Disgraced cardinal George Pell was moved from Melbourne Assessment Prison this month. Picture: Andy Brownbill
Disgraced cardinal George Pell was moved from Melbourne Assessment Prison this month. Picture: Andy Brownbill

What really prompted Pell’s prison move

POLICE investigating a drone which was spotted hovering metres from George Pell have concluded it was not spying on him.

A Victoria Police probe found the drone was being flown as part of an unrelated "commercial operation".

Two men were interviewed by police and referred to the Civil Aviation Safety Authority.

The Catholic cardinal was moved from Melbourne Assessment Prison after a drone was spotted hovering near a visitors' garden frequented by Pell on January 9.

The security breach landed him at Barwon Prison, with the state's most dangerous criminals.

 

Pell has been moved to Barwon Prison. Picture: Jason Edwards
Pell has been moved to Barwon Prison. Picture: Jason Edwards

It is understood he will remain there for some time even though he was found not to have been a spy target.

A prison source told the Herald Sun: "There are no plans to move him back".

A Department of Justice spokesman said prisons conduct "rigorous security and risk assessments to ensure the safe and secure placement of all prisoners".

In 2018, the state government brought in a maximum penalty of two years behind bars for anyone caught with a drone within 120m of a jail or youth justice centre.

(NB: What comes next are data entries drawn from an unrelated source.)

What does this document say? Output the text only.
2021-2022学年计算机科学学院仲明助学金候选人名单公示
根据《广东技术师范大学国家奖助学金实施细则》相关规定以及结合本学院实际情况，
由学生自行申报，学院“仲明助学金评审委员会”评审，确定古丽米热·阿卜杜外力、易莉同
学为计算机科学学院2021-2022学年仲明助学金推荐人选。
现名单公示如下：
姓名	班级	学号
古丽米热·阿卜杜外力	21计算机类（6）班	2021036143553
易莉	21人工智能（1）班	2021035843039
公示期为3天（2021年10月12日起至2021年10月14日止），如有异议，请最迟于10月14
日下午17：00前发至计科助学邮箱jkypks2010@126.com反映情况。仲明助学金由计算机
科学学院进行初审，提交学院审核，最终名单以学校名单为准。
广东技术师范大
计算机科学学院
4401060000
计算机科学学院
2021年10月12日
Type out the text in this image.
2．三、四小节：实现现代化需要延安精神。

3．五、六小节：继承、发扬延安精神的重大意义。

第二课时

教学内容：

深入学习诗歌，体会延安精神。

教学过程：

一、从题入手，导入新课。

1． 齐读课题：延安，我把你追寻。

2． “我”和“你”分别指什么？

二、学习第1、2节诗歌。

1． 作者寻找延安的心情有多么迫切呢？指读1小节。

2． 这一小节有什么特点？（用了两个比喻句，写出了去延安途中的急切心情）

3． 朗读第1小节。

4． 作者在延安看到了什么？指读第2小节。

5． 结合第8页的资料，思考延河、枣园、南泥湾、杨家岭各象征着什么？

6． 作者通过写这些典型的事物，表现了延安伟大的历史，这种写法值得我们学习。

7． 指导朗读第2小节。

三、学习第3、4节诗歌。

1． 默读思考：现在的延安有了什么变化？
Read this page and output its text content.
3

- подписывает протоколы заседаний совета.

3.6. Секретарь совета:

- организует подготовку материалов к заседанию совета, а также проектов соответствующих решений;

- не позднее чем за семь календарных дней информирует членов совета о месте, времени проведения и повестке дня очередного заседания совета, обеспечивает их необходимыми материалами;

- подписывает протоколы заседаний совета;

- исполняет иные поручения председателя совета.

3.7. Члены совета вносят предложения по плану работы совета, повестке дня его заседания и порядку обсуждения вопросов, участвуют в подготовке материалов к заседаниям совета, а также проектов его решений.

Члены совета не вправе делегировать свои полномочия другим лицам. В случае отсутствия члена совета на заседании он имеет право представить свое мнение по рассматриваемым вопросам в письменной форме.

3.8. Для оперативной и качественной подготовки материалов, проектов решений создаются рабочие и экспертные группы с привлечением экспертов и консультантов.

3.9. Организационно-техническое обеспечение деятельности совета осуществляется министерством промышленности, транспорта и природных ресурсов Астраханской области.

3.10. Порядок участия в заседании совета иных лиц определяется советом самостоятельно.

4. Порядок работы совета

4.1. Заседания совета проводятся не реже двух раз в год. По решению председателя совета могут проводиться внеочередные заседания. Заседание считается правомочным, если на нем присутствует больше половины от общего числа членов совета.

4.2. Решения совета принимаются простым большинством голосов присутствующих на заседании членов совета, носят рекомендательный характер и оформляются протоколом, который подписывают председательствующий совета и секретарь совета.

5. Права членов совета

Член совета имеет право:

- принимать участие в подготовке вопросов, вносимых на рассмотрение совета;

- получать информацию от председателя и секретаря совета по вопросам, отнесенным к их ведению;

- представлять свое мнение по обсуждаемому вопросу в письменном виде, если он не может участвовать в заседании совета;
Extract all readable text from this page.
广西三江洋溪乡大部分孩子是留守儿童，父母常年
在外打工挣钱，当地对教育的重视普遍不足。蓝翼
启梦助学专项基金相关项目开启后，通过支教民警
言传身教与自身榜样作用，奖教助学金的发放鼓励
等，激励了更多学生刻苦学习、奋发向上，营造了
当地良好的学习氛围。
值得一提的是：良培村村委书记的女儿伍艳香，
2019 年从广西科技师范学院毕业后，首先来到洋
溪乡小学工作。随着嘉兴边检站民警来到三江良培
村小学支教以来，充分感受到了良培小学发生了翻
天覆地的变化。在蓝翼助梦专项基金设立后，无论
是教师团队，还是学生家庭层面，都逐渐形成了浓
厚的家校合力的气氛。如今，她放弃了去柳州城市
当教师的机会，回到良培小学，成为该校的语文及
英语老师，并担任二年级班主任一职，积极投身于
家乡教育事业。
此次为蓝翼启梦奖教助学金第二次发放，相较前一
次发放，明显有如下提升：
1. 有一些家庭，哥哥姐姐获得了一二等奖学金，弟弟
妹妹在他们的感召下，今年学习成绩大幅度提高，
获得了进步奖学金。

The Civil Aviation Safety Authority is assessing whether it will investigate the men involved in the prison threat.

 

George Pell has been in jail for nearly one year. Picture: AAP Image/Erik Anderson
George Pell has been in jail for nearly one year. Picture: AAP Image/Erik Anderson


Those in breach of the rules can be hit with fines of up to $10,500, a spokesman said.

Pell has spent almost a year in custody in Melbourne on child sex offences.

He is serving a maximum sentence of six years for abusing two choirboys in the 1990s, while he was Archbishop of Melbourne.

Pell will have a final chance to overturn the convictions at the High Court of Australia later this year.